Extending Numba with `overload`

Posted on April 06, 2020

Numba is an amazing project. It's able to just-in-time (JIT) compile a fairly large subset of numerical Python code to fast machine code, with the user only having to apply a decorator to their function. It looks like this:

import random
import numba as nb

@nb.njit   # <- magic Numba decorator
def monte_carlo_pi(nsamples):
    """Estimate the value of Pi using the monte-carlo method"""
    acc = 0
    for i in range(nsamples):
        x = random.random()
        y = random.random()
        if (x ** 2 + y ** 2) < 1.0:
            acc += 1
    return 4.0 * acc / nsamples

The above is an example routine for estimating Pi using the monte-carlo method. Without the nb.njit decorator monte_carlo_pi would successfully run (everything is valid Python), but with the decorator itruns significantly faster (roughly 30x in my quick benchmark).

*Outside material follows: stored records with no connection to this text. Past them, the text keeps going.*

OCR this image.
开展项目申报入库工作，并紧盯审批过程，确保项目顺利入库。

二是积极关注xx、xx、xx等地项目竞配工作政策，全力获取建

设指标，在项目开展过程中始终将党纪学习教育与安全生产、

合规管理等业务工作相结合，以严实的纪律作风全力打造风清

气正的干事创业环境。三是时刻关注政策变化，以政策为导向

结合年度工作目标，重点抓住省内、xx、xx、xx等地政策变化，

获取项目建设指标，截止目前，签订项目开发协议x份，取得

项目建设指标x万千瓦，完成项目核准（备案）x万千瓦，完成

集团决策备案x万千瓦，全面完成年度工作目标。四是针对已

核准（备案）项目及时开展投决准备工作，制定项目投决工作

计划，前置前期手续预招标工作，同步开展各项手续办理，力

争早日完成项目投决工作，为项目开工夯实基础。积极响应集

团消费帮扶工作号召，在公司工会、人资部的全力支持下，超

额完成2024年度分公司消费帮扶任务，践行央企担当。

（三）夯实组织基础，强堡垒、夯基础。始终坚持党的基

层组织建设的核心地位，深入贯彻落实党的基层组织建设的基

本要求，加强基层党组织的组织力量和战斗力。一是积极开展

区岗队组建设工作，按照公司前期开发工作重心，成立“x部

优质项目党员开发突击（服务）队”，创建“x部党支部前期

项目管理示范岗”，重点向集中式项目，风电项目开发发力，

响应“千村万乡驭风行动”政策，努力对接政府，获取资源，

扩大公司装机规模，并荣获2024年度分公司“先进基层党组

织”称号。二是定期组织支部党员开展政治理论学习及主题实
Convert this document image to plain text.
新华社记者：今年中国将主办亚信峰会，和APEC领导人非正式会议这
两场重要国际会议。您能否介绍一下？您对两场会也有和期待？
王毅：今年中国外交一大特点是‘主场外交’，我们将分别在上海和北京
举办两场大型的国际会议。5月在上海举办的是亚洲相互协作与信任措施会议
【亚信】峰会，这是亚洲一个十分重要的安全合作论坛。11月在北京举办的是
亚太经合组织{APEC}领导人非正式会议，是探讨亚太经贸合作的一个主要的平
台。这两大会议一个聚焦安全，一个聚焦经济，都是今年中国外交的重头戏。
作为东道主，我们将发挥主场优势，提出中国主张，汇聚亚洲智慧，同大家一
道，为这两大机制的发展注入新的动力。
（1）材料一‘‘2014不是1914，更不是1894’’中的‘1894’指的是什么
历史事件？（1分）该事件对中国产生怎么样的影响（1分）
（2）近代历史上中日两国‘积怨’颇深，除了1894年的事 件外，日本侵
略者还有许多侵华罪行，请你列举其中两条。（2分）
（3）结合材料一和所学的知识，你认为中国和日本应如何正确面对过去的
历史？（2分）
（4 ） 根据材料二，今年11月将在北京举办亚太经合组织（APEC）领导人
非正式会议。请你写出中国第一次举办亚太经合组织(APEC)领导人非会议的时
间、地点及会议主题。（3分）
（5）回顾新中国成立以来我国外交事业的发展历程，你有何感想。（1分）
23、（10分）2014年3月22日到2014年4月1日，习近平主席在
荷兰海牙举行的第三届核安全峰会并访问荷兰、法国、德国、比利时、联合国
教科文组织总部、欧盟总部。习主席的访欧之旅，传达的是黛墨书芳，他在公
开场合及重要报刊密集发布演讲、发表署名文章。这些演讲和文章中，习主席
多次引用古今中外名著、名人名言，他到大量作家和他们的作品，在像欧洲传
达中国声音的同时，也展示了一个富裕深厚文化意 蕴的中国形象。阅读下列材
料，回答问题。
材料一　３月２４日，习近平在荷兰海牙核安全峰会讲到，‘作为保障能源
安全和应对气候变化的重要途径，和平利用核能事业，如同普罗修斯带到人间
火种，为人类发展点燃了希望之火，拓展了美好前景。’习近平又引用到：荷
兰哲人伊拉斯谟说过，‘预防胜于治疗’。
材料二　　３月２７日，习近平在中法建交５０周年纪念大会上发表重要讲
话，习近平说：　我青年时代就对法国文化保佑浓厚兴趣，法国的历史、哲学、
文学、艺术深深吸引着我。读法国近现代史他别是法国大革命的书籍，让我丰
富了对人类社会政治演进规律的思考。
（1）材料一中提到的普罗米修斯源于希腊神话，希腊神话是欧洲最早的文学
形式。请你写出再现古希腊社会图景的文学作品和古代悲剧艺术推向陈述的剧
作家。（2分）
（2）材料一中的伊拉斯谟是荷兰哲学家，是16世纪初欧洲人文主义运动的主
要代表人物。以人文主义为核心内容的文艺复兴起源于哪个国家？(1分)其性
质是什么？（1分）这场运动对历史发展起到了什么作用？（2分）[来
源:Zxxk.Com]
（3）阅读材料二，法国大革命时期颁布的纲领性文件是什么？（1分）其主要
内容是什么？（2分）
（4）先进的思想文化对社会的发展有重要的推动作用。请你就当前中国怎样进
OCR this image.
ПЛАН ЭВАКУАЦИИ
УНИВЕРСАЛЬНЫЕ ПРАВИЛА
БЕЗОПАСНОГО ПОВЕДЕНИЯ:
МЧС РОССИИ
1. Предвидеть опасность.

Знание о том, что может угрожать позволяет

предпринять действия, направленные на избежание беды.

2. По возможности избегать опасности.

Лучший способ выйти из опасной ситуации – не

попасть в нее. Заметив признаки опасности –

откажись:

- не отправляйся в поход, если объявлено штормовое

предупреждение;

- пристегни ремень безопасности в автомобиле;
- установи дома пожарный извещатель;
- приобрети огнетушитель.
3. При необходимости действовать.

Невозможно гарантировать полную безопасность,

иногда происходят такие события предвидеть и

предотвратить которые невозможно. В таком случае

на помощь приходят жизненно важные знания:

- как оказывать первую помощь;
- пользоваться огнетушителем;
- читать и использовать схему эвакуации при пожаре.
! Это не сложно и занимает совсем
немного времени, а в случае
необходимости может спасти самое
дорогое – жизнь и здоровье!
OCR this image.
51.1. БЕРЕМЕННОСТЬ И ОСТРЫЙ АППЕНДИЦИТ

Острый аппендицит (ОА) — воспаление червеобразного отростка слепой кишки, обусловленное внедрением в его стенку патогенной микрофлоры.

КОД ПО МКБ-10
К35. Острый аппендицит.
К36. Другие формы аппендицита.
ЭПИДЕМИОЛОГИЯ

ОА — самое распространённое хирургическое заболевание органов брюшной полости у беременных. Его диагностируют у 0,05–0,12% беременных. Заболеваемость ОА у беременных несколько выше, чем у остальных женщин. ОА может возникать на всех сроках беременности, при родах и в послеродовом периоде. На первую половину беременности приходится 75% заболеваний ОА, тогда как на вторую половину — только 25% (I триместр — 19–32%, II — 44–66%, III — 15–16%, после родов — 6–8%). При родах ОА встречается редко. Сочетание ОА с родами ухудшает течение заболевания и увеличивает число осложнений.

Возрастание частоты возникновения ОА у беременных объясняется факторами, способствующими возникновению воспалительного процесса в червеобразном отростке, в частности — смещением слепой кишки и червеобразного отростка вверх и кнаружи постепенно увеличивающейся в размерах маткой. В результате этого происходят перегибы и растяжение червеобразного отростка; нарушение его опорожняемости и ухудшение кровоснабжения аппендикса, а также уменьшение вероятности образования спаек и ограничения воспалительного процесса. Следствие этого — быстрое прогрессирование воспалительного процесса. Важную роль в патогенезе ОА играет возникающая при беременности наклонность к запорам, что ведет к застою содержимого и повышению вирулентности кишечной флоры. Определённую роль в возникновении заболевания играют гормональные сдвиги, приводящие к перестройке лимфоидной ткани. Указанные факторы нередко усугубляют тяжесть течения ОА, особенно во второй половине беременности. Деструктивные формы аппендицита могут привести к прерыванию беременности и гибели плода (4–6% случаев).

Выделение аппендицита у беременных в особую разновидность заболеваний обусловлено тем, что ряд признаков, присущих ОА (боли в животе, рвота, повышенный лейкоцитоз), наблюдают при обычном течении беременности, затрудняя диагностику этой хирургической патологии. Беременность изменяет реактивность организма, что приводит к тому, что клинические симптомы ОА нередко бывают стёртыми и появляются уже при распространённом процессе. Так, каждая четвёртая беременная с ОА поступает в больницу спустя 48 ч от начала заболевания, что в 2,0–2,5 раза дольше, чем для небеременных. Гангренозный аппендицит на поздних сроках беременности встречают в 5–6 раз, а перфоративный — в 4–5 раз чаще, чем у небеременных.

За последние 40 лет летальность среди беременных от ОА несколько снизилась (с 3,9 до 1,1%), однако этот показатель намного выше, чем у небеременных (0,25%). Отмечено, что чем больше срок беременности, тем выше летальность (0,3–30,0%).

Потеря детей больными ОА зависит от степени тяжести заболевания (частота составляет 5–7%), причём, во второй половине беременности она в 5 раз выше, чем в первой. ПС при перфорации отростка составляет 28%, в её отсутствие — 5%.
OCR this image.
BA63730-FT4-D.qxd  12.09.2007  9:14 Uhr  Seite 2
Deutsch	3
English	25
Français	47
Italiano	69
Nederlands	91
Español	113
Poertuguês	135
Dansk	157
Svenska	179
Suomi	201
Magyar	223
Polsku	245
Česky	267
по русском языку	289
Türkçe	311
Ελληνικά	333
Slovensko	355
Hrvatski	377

Numba does this by analyzing the decorated function's bytecode to build an intermediate representation (IR) of the its structure. Type inference is then applied, followed by a series of IR transformations. Finally the IR is used to generate LLVM IR, which is then compiled to machine code. Part of this transformation process involves swapping out calls to Python functions (like random.random above) with faster compiled versions that Numba knows about.

Numba natively supports a decent subset of Python and NumPy (see here and here for a full reference). But sometimes you'll run into situations where Numba doesn't know about the function you're referencing. In this case you'll get an error:

>>> import numpy as np
>>> import numba as nb

>>> @nb.njit
... def clipped_sum(x):
...     return np.clip(x, 0, 1).sum()

>>> clipped_sum(np.arange(10))
Traceback (most recent call last):
File "<stdin>", line 1, in <module>
File "/opt/miniconda3/envs/numba/lib/python3.8/site-packages/numba/dispatcher.py", line 401, in _compile_for_args
    error_rewrite(e, 'typing')
File "/opt/miniconda3/envs/numba/lib/python3.8/site-packages/numba/dispatcher.py", line 344, in error_rewrite
    reraise(type(e), e, None)
File "/opt/miniconda3/envs/numba/lib/python3.8/site-packages/numba/six.py", line 668, in reraise
    raise value.with_traceback(tb)
TypingError: Failed in nopython mode pipeline (step: nopython frontend)
Use of unsupported NumPy function 'numpy.clip' or unsupported use of the function.

File "<ipython-input-8-3524b5de079c>", line 3:
def clipped_sum(x):
    return np.clip(x, 0, 1).sum()
    ^

[1] During: typing of get attribute at <ipython-input-8-3524b5de079c> (3)

File "<ipython-input-8-3524b5de079c>", line 3:
def clipped_sum(x):
    return np.clip(x, 0, 1).sum()
    ^

Numba (at least version 0.48.0) doesn't know how to handle the np.clip call. We'll need to use Numba's extension API to add support for np.clip.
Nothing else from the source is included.